Piece of cucumber, leave it for a few hours. pick it up. scrape snails into bin. put cucumber back.
Repeat process to eliminate as many as required.
I like snails anyway. the eat algae, eat excess food and turn my substrate over
I agree! I like snails too. Their very beneficial to a plant tank. To keep them under control just put a loach in your tank.
or dwarf puffer fish, they are cute
i love my mts too, they've never harmed my plants and eat any food that's left by the fish! plus turning over the substrate.
as for your little black ones can't be sure unless you post a photo but most aquarium snails are harmless as far as i know. a friend has eliminated them all with a kuhli loach though, if all else fails!
wouldn't try the bleach solution, it might ruin more delicate plants and will certainly kill off all your useful bacteria.
as for the co2 overdose there is the risk of triggering algae problems!
post a photo or google aquarium snails to identify yours
well i always wanted to get snails in my tank. but i naver saw any.
i even asked the petshop if i could take some whit me, and they scooped up some for free.
but they never did reproduce. and well, i had some botia striata so that would probably make the ansver to that issue
some do sell the sandsnails to ppl who have darf puffers, no goldmine but maybe an option?
Wait until MTS breed out of control ) they did not harm plants infact they help cleaning algae but it is unsightly if out of control.
You can't use bleach inside the tank, it will kill everything.

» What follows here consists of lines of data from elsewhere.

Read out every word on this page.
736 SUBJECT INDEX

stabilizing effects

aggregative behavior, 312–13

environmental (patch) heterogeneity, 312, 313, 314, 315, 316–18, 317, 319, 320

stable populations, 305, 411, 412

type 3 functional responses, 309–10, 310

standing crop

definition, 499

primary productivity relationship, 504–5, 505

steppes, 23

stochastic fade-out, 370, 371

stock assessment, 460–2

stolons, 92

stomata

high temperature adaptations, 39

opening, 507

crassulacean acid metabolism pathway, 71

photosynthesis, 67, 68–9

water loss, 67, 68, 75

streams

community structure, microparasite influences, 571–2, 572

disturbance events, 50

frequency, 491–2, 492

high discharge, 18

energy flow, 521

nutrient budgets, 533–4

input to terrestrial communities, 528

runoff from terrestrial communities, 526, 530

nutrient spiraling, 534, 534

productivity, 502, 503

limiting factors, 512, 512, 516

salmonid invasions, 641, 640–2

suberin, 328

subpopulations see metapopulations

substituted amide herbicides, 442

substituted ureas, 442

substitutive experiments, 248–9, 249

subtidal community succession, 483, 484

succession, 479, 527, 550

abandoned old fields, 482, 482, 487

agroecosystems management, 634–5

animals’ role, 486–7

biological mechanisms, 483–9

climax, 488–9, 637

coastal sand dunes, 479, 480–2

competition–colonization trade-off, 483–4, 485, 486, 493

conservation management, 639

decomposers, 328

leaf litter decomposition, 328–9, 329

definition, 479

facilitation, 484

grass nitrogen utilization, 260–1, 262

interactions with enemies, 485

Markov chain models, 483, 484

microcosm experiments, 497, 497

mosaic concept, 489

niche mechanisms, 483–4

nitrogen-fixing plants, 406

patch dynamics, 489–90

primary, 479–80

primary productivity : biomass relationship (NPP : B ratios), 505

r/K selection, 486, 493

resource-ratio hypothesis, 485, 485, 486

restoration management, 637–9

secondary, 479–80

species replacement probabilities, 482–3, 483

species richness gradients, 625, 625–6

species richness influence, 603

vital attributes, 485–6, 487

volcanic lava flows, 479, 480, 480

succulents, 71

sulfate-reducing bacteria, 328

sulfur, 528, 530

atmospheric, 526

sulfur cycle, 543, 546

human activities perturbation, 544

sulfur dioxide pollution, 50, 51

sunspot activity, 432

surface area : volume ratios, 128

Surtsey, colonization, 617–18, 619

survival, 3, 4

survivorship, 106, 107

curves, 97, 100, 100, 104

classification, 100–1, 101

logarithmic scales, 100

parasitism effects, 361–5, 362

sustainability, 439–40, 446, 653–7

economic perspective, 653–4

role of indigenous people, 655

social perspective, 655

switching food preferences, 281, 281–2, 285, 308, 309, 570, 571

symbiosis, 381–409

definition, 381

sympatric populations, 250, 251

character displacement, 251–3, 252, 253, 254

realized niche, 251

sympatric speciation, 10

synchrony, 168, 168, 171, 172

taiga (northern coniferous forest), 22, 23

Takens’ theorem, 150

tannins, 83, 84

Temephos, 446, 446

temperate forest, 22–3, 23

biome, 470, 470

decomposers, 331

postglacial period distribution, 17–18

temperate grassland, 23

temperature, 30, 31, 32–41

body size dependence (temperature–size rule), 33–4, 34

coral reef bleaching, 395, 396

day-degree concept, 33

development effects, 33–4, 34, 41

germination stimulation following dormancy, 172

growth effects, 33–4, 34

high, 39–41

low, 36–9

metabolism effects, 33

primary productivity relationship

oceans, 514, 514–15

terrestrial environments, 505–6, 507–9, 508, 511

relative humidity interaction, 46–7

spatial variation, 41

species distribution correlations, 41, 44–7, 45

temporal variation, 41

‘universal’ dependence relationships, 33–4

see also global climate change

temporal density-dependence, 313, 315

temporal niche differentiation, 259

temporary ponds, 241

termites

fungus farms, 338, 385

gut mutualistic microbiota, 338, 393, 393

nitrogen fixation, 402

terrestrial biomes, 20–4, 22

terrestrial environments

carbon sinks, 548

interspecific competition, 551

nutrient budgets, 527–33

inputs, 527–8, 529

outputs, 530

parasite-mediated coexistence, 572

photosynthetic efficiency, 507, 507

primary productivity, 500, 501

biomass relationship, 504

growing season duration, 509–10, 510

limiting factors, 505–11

Bleach can only be use outside the tank before you start planting your plant. Always rinse your plant properly after cleaching and soak it in anti clorine solution (10 time recomended dossage).
This is the first time I heard CO2 overdose causing algae problem. I'm interested to know the rational.
MTS invasion can pul out carpet plants like hc or glosso also they sometimes when the water conditions arent perfect are creepeing all to the surface, at this moment you can collect them off
I would like to hear the reasoning here too!!! Many people blast their CO2 as high as they can when they setup a scape as they have no inhabitants in the tank with absolutely no algae problems. In fact they do it to stop algae!!!
As for MTS I once arrived home to a yellow DC (yellow means smilie colour!!! quite literally) and all fish dead, all shrimps dead, all snails dead.
Removed the fish and shrimp quickly but had to try and fish all the MTS out so they didn't rot in the substrate. Within a few minutes of taking snails out I noticed they were climbing the bucket!!!!
Put quite simply you can post snails like you post plants and they survive. They are very hard to kill!!!! I like my MTS. They are nother critter in the tank to watch and be part of nature with.
Juri - I can assure you this is not from bad water parameters!!! This will happen at lights on every day
no personal experience on this one, just a thought based on what i've more than often read: that algae appears when there is no balance as to lighting, co2 and fertilizers! i thought a co2 overdose might disturb the balance?:-? of course if you've tried it with no negative results i suppose it's fine!
The imbalance is not enough light or nutrients to go with the co2, or the co2 not high enough.
The other way around, not enough nutrient and CO2 to go with the light.
Light will dictate everything whether you want it to be low tech (no fertilizer and CO2) or High tech (with fertilizer and CO2). Light intensity go up, fertilizer and CO2 must also go up but not the other way around. I mean it is ok to dose excess fertilizer and CO2 but do not dose ammonia.